I knew it passably well, having driven its length for the best part of two weeks last year, and again for a few days this week.
I knew where the tarmac gave out and the dirt road took over. I knew the crest of the rise where the 12 Bens came into view.
I knew the two turning places along the way, and I also knew that the chances of meeting another car were slim: there were only three houses this high up, and we were in the second- last of them.
When I think of that road, I think only of the journey upwards but, of course, I knew the way down too, when speed is your enemy and the potholes lie in wait.
I was practised, or thought I was, at veering slightly to the left or right to avoid steering into their depths.
I was doing no more than 30 kph. I had my brother-in-law in the passenger seat, and we were talking of what we had to get on our provisioning trip to Clifden. I came to the semi-familiar rise with two large potholes in the right-hand wheel track. I placed my driver's side wheels on the crest in the middle of the road, and my left wheels along the slightly raised shoulder.

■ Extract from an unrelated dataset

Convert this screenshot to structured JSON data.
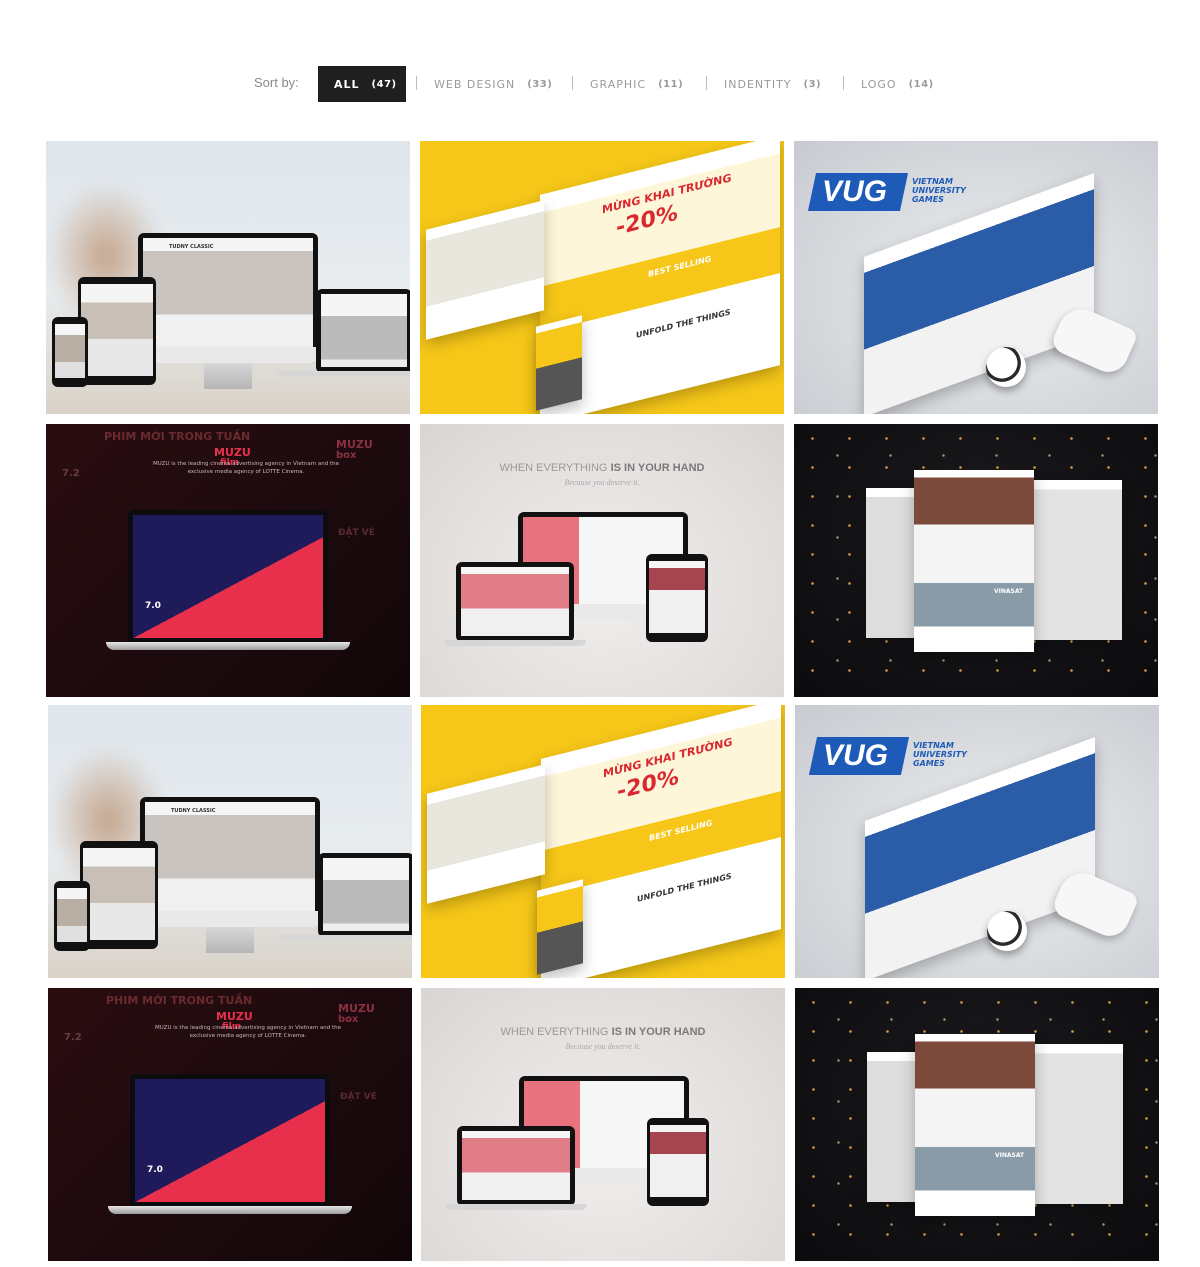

Except the shoulder was not a hard shoulder; it was soft. The car slid and dipped sharply to the left. I braked. I tried to steer back to the middle of the road. I thought that whoever came up with the word 'slewed' knew what he was talking about.

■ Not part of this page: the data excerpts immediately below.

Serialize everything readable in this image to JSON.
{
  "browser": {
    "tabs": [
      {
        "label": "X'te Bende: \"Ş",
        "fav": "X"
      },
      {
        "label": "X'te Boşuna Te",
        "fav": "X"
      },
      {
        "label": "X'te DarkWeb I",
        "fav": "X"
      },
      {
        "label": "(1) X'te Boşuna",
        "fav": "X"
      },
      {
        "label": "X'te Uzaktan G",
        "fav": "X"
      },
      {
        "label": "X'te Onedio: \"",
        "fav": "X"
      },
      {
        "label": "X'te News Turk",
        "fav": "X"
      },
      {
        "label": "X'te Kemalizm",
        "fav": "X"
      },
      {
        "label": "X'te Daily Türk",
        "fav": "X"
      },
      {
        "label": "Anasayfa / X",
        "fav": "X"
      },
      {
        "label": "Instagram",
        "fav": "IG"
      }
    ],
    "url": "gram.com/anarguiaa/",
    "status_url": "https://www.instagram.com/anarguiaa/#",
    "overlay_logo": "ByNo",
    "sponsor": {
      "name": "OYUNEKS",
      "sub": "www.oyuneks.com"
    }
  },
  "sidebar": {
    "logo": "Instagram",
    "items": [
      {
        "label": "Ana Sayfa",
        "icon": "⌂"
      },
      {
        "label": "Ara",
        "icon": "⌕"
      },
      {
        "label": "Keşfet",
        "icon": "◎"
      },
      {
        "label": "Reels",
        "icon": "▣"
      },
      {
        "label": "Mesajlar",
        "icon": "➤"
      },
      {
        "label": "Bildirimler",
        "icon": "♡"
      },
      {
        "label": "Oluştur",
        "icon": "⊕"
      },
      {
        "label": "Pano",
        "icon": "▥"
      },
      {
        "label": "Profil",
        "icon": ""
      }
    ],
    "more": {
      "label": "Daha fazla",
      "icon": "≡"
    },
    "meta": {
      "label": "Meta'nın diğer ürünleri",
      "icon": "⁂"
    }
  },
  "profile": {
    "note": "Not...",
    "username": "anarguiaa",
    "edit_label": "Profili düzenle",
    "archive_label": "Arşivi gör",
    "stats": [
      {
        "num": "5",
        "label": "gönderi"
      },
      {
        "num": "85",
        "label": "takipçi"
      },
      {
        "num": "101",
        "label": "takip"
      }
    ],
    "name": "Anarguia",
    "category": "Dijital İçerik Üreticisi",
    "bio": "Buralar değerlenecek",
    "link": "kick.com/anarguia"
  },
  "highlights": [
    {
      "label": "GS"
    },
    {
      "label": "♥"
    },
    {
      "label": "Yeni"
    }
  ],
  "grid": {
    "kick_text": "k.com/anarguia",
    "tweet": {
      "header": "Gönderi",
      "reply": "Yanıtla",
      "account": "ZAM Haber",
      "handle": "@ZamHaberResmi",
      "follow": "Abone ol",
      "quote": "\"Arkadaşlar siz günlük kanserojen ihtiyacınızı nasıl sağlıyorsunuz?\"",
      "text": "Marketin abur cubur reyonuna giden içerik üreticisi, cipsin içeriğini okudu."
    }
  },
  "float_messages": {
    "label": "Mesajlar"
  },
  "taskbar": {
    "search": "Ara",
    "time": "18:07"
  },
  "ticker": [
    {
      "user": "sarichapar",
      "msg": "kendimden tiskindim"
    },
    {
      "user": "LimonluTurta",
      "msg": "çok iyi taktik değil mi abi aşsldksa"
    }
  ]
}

We slowed and came to rest, half on and half off the road. The strangest thing about it was that it all happened so slowly. Time, I have noticed before, slows down when you're having an accident. Unfortunately, that doesn't mean you can do anything to stop it; it just means you have plenty of time to notice what's happening to you.
I remember being in another accident, one involving other cars this time, during which I had time to take in all sorts of details, like how many cars were getting in petrol in the forecourt across the road, and that the impact of the crash had made me bite through the stem of my pipe.
Or another accident in which a car actually turned over. It clipped the wing of my car, carried on a while, then braked violently, spun across the road before flipping onto its roof.
This process, which in real time, took a couple of second, seemed in accident-time to take an age. It appeared choreographed, deliberately slowed down and stretched out.
So there we were, perched at the side of this trail, or track, or bohereen, high in the Connemara uplands. Our position was so precarious that we thought if either of us moved, the car would turn over into the ditch. Gingerly, we extracted ourselves. I stayed by the car as my brother-in-law walked back up the hill for help. Standing there, I had plenty of time to ponder.
I was struck by how easily one's circumstances could change: one moment, you're motoring along, happy, solvent and possibly whistling The Days of the Kerry Dancing, the next you're in a ditch, €40,000 worse off and musing on the mutability of fate. As it turned out, the car was not damaged, and getting it towed out of the ditch cost a mere €80.
As I waited for the tow-truck to arrive, I noticed one of those esoteric details that seem to be a motif of my vehicular travails: there, a little way back from the road, in the branches of an ash sapling, was a black bra with pink polka dots. To the untrained eye, it looked like a 36DD. Where is Martin McDonagh when you need him?